Car l’Espace Jean Tinguely – Niki de Saint Phalle et la Collection de l’Art brut s’unissent pour saluer ce créateur italien, inclassable.

Déluge de couleurs. Tempête de formes. Car Podestà fait éclater les cadres et varie les supports, c’est le moins qu’on puisse dire. Sculptures. Peintures, au relief massif. Vêtements, du manteau à la cravate. Meubles.

Et toujours une invraisemblable polychromie, des jeux de scintillements – car il affectionnait aussi les bris de miroir et autres papiers métallisés. Et une volonté marquée de recouvrir, d’envahir chaque centimètre carré de matière. La Nature a horreur du vide? Podestà aussi.

Né en 1895 près de Crémone, il est mort en 1976 à Laveno, sur les rives du Lac Majeur. Entre ces deux dates, une vie marquée par les deux guerres mondiales, par la pauvreté et l’une de ses conséquences, l’exode rural.

«Jean qui rit, Jean qui pleure»

C’est dans les années soixante déjà, semble-t-il, que le sculpteur fribourgeois Jean Tinguely, initié à l’art brut par sa compagne Niki de Saint Phalle, a commencé à acquérir des œuvres de Giovanni Battista Podestà.
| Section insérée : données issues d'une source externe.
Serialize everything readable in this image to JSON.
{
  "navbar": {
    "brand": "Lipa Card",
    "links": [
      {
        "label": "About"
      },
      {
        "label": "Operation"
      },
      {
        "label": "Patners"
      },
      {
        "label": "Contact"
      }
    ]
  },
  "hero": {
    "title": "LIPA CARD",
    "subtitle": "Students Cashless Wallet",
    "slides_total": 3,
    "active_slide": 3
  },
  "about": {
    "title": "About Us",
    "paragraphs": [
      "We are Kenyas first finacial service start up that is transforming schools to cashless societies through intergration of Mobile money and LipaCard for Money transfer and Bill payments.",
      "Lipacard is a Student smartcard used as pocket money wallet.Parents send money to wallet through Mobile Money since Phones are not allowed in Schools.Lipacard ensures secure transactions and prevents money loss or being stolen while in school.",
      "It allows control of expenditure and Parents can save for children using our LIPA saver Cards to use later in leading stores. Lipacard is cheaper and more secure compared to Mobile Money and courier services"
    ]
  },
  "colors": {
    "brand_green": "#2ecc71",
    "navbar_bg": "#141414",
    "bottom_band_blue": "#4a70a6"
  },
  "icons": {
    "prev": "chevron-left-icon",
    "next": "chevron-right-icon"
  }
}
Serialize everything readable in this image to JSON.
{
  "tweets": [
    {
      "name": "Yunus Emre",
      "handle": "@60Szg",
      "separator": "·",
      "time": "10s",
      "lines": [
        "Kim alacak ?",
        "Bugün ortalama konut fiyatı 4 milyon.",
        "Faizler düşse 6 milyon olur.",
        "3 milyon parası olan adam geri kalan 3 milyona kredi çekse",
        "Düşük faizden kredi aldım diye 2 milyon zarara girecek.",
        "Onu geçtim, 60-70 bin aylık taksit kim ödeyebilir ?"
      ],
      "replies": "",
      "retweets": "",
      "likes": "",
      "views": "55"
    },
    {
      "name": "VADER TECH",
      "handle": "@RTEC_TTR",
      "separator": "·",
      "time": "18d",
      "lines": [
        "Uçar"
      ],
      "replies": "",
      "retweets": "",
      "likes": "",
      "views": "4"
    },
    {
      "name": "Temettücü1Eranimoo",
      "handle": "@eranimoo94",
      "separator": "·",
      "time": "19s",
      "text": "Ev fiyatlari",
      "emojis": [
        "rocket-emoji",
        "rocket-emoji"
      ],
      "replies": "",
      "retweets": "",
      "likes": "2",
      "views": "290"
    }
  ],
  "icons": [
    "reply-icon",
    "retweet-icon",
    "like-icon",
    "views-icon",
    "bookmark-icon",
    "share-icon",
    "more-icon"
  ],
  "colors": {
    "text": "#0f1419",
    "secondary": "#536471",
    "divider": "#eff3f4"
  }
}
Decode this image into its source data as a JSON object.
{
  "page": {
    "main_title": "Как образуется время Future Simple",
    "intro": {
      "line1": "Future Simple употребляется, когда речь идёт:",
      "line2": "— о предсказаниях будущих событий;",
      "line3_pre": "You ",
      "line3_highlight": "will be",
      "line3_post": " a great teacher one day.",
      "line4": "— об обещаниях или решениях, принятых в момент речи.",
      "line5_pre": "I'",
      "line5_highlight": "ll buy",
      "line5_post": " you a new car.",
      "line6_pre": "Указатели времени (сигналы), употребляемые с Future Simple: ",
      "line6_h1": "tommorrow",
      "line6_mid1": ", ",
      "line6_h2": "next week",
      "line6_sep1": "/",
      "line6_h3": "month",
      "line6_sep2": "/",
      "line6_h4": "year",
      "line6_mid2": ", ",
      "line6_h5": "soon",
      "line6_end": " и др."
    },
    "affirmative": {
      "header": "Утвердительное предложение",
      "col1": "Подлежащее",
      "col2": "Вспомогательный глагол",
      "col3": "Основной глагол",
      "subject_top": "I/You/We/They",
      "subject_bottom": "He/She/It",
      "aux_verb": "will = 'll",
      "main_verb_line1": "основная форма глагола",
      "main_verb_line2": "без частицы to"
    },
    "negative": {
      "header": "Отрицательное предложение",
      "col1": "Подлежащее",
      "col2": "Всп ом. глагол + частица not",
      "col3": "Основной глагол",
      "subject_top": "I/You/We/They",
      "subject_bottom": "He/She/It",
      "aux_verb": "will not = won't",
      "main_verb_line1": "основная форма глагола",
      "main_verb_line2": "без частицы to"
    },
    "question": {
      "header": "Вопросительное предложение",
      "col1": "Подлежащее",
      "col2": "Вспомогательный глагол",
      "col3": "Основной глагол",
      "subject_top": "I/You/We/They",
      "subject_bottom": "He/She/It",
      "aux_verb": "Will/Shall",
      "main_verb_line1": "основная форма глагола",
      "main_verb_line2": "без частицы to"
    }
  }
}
Souhaitant monter une exposition temporaire autour de ce créateur italien plutôt méconnu, le Musée d’art et d’histoire de Fribourg, dont dépend l’Espace Jean Tinguely – Niki de Saint Phalle, a contacté Lucienne Peiry, directrice de la Collection de l’Art brut à Lausanne.

Laquelle a décidé de saisir l’occasion au vol, et de monter également une exposition à Lausanne. Il faut dire que pour elle, Podestà est un «compagnon de longue date»: étudiante à l’Université de Lausanne, elle l’avait choisi comme thème pour son mémoire de fin d’études.

Quel lien entre Tinguely et Podestà? L’intérêt de l’un pour l’autre, déjà. Mais aussi le goût de la surcharge et du mélange de matériaux. Et l’utilisation de l’écrit, intimement mêlé à l’œuvre. Et puis une certaine forme de rébellion, d’écartèlement entre le Ciel et la Terre, et de fascination pour la mort.

Jean et Giovanni: deux déclinaisons de l’expression «Jean qui rit, Jean qui pleure», comme le constate Lucienne Peiry. Car dans les deux cas, on se cogne à «des œuvres dramatiques, graves, mais réalisées dans un esprit d’espièglerie et de jubilation», dit-elle.

A Fribourg, quelques vitrines présentant des oeuvres de Podestà illustrent cette relation. Mais c’est à Lausanne que l’on découvre l’ampleur des travaux de celui qui fut aussi carabinieri et manoeuvre.

Etrange creuset

Autodidacte, mais manifestement bourré de références… «Les références qu’a eues Podestà, ce sont celles de la culture du pauvre. L’art sacré, car il avait visité des églises, une Bible illustrée par Gustave Doré, et également la culture scolaire, celle des manuels», répond Lucienne Peiry.

«Mais il assemble, il métamorphose ces influences pour élaborer une véritable auto-culture», ajoute-t-elle.

Face aux œuvres de Podestà, on est nécessairement déconcerté. S’y croisent des influences résolument médiévales, le kitsch bigarré des charrettes de fruits et légumes à l’italienne, des visages grimaçants qui semblent venus d’Inde ou d’Indonésie. Et surtout l’imagerie chrétienne.

Hippie moraliste

Car l’imagerie chrétienne est omniprésente, dans toute la naïveté de sa tradition, amplifié par un manichéisme obsessionnel. Paradis contre enfer. Spiritualité contre matérialisme. Moralité contre perversion. Vertu des pauvres contre corruption des riches.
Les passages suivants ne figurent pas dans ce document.